In vielen deutschen Kinos wird jetzt ein Sitzplatz zwischen den Kinobesuchern freigelassen, viele Deutsche meiden die Lichtspielhäuser aber aus Angst vor einer Ansteckung. Überall werden Schulen geschlossen, Baden-Württemberg hat den Beginn des Sommersemesters für die Studenten nach hinten verschoben. Kulturveranstaltungen wie das traditionelle Bonner Beethovenfest fallen aus, genauso wie zahlreiche Messen oder auch die Lateinamerika-Karibik-Woche in Berlin. Das öffentliche Leben wird schrittweise zurückgefahren, aber immer noch im Zeitlupentempo.
Genug Einsatz?
Die Passagierzahlen am Frankfurter Flughafen gingen in der letzten Februarwoche um 14,5 Prozent zurück. Die Taxibranche vermeldet Einnahmeverluste von bis zu 40 Prozent, und schlägt vor, dass Inhaber von Jahres- oder Monatskarten für den öffentlichen Nahverkehr zum halben Preis Taxi fahren können. Wer in Berlin mit dem Bus fahren will, darf nur noch hinten einsteigen, um den Fahrer nicht anzustecken. Und Fernverkehrszüge werden nun alle zwei statt alle vier Stunden gereinigt, Türen, Haltegriffe und Gepäckablagen desinfiziert.
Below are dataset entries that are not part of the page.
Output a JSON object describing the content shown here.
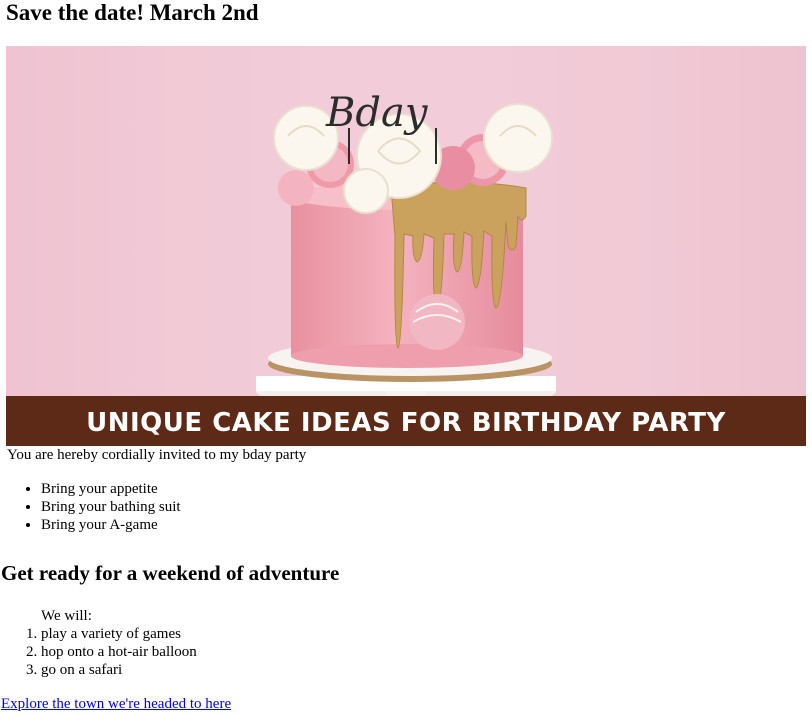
{
  "header": {
    "title": "Save the date! March 2nd"
  },
  "banner": {
    "topper_text": "Bday",
    "caption": "UNIQUE CAKE IDEAS FOR BIRTHDAY PARTY"
  },
  "intro": {
    "text": "You are hereby cordially invited to my bday party"
  },
  "bullets": {
    "items": [
      "Bring your appetite",
      "Bring your bathing suit",
      "Bring your A-game"
    ]
  },
  "adventure": {
    "title": "Get ready for a weekend of adventure",
    "lead": "We will:",
    "steps": [
      "play a variety of games",
      "hop onto a hot-air balloon",
      "go on a safari"
    ]
  },
  "link": {
    "label": "Explore the town we're headed to here"
  },
  "colors": {
    "banner_background": "#f2c9d6",
    "caption_background": "#5c2a16",
    "cake_pink": "#f0a7b5",
    "gold_drip": "#c9a35e",
    "link": "#0000ee"
  }
}
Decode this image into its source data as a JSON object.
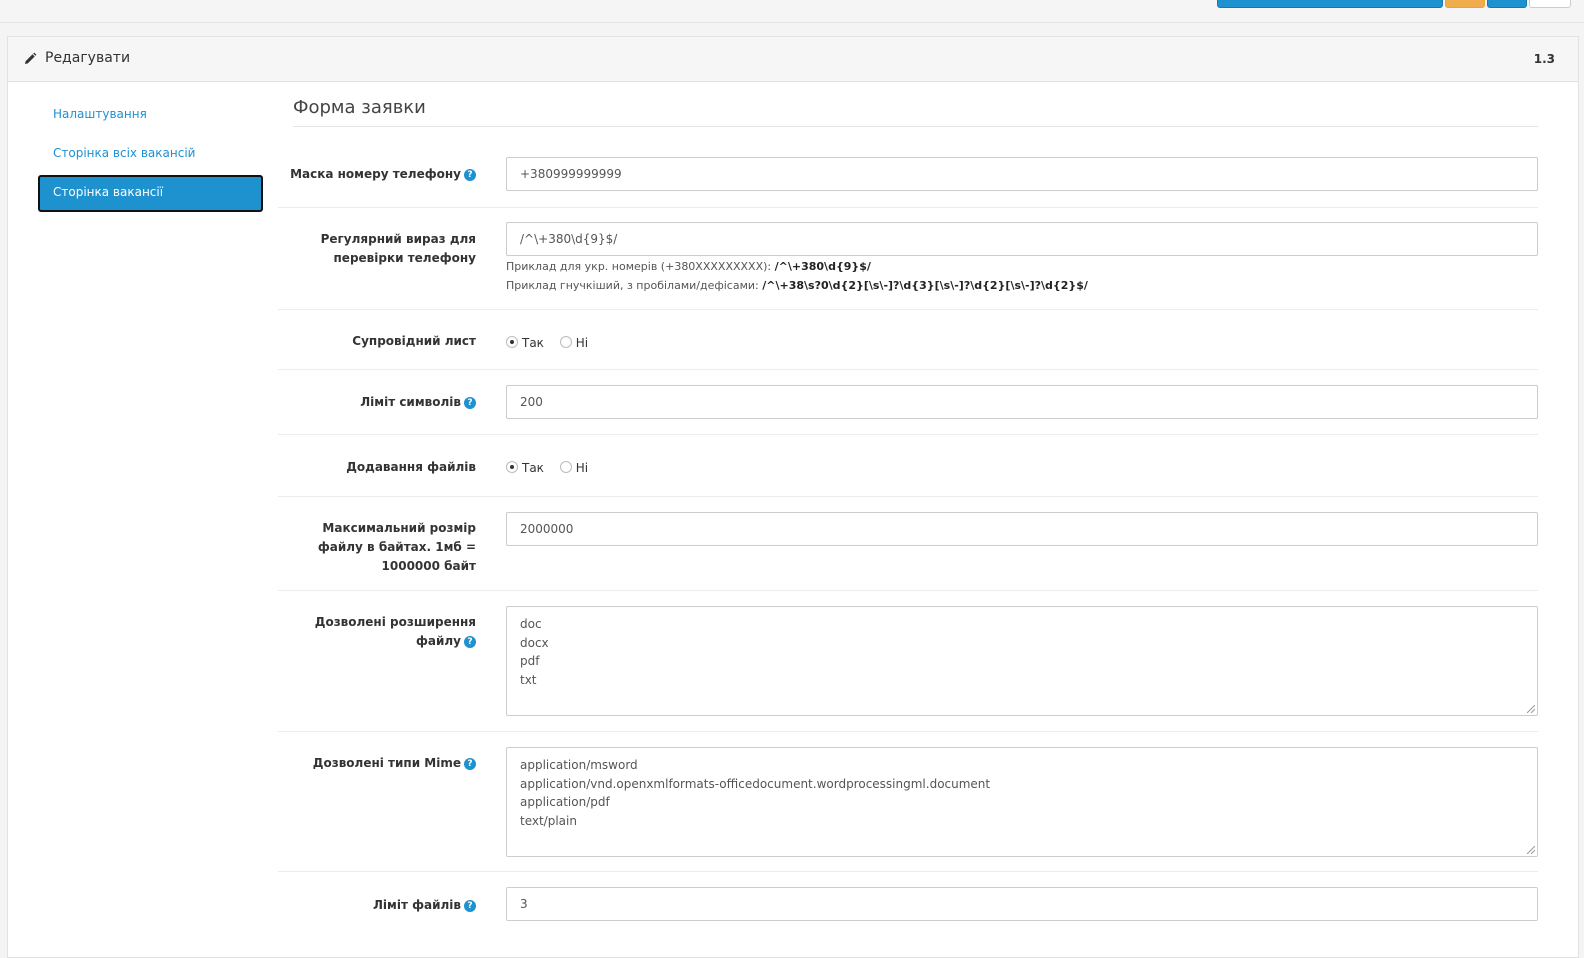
{
  "panel": {
    "title": "Редагувати",
    "version": "1.3"
  },
  "sidebar": {
    "items": [
      {
        "label": "Налаштування",
        "active": false
      },
      {
        "label": "Сторінка всіх вакансій",
        "active": false
      },
      {
        "label": "Сторінка вакансії",
        "active": true
      }
    ]
  },
  "section": {
    "title": "Форма заявки"
  },
  "form": {
    "phone_mask": {
      "label": "Маска номеру телефону",
      "value": "+380999999999"
    },
    "phone_regex": {
      "label": "Регулярний вираз для перевірки телефону",
      "value": "/^\\+380\\d{9}$/",
      "hint1_prefix": "Приклад для укр. номерів (+380XXXXXXXXX): ",
      "hint1_code": "/^\\+380\\d{9}$/",
      "hint2_prefix": "Приклад гнучкіший, з пробілами/дефісами: ",
      "hint2_code": "/^\\+38\\s?0\\d{2}[\\s\\-]?\\d{3}[\\s\\-]?\\d{2}[\\s\\-]?\\d{2}$/"
    },
    "cover_letter": {
      "label": "Супровідний лист",
      "yes": "Так",
      "no": "Ні",
      "selected": "yes"
    },
    "char_limit": {
      "label": "Ліміт символів",
      "value": "200"
    },
    "file_upload": {
      "label": "Додавання файлів",
      "yes": "Так",
      "no": "Ні",
      "selected": "yes"
    },
    "max_size": {
      "label": "Максимальний розмір файлу в байтах. 1мб = 1000000 байт",
      "value": "2000000"
    },
    "extensions": {
      "label": "Дозволені розширення файлу",
      "value": "doc\ndocx\npdf\ntxt"
    },
    "mime": {
      "label": "Дозволені типи Mime",
      "value": "application/msword\napplication/vnd.openxmlformats-officedocument.wordprocessingml.document\napplication/pdf\ntext/plain"
    },
    "file_limit": {
      "label": "Ліміт файлів",
      "value": "3"
    }
  },
  "icons": {
    "help": "?"
  },
  "colors": {
    "primary": "#1e91cf",
    "warning": "#f0ad4e"
  }
}
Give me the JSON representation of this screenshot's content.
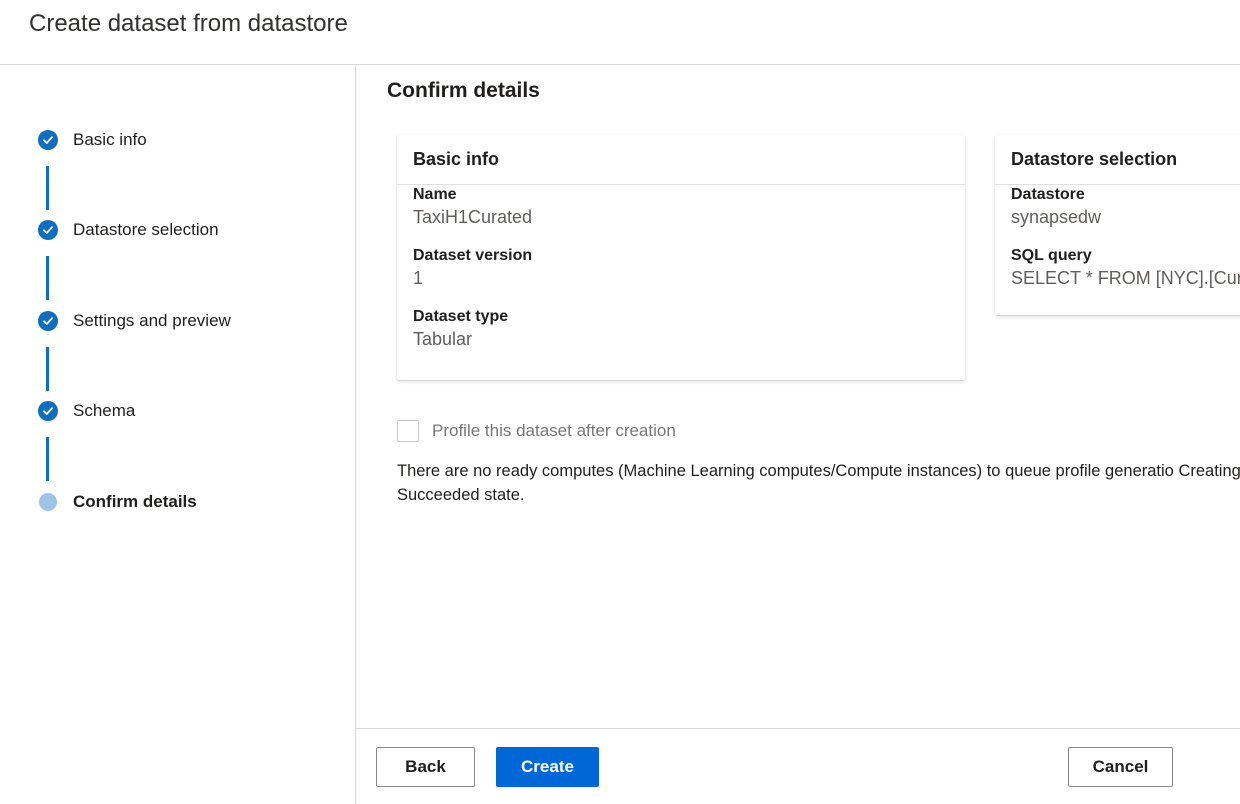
{
  "dialog": {
    "title": "Create dataset from datastore"
  },
  "stepper": {
    "steps": [
      {
        "label": "Basic info",
        "status": "completed"
      },
      {
        "label": "Datastore selection",
        "status": "completed"
      },
      {
        "label": "Settings and preview",
        "status": "completed"
      },
      {
        "label": "Schema",
        "status": "completed"
      },
      {
        "label": "Confirm details",
        "status": "current"
      }
    ]
  },
  "main": {
    "title": "Confirm details",
    "basic_info": {
      "heading": "Basic info",
      "fields": [
        {
          "label": "Name",
          "value": "TaxiH1Curated"
        },
        {
          "label": "Dataset version",
          "value": "1"
        },
        {
          "label": "Dataset type",
          "value": "Tabular"
        }
      ]
    },
    "datastore_selection": {
      "heading": "Datastore selection",
      "fields": [
        {
          "label": "Datastore",
          "value": "synapsedw"
        },
        {
          "label": "SQL query",
          "value": "SELECT * FROM [NYC].[Cur"
        }
      ]
    },
    "profile": {
      "checkbox_label": "Profile this dataset after creation",
      "checked": false
    },
    "notice": "There are no ready computes (Machine Learning computes/Compute instances) to queue profile generatio Creating, or Succeeded state."
  },
  "footer": {
    "back_label": "Back",
    "create_label": "Create",
    "cancel_label": "Cancel"
  },
  "colors": {
    "accent": "#106ebe",
    "primary_button": "#0068d6",
    "current_step": "#9ec3e6"
  },
  "icons": {
    "completed_step": "checkmark-circle-icon",
    "current_step": "circle-icon"
  }
}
Der Chef der Weltgesundheitsorganisation (WHO), Tedros Adhanom Ghebreyesus, hat mehreren Ländern unzureichende Maßnahmen zur Eindämmung der Coronavirus-Pandemie vorgeworfen. "Wir sind zutiefst besorgt, dass manche Länder dieser Bedrohung nicht mit dem Maß an politischem Einsatz begegnen, wie es notwendig wäre, um das zu kontrollieren", erklärte der Äthiopier in Genf. Welche Länder er damit meinte, blieb offen. Sehr gut möglich, dass er seine Kritik auch auf Deutschland bezogen hat.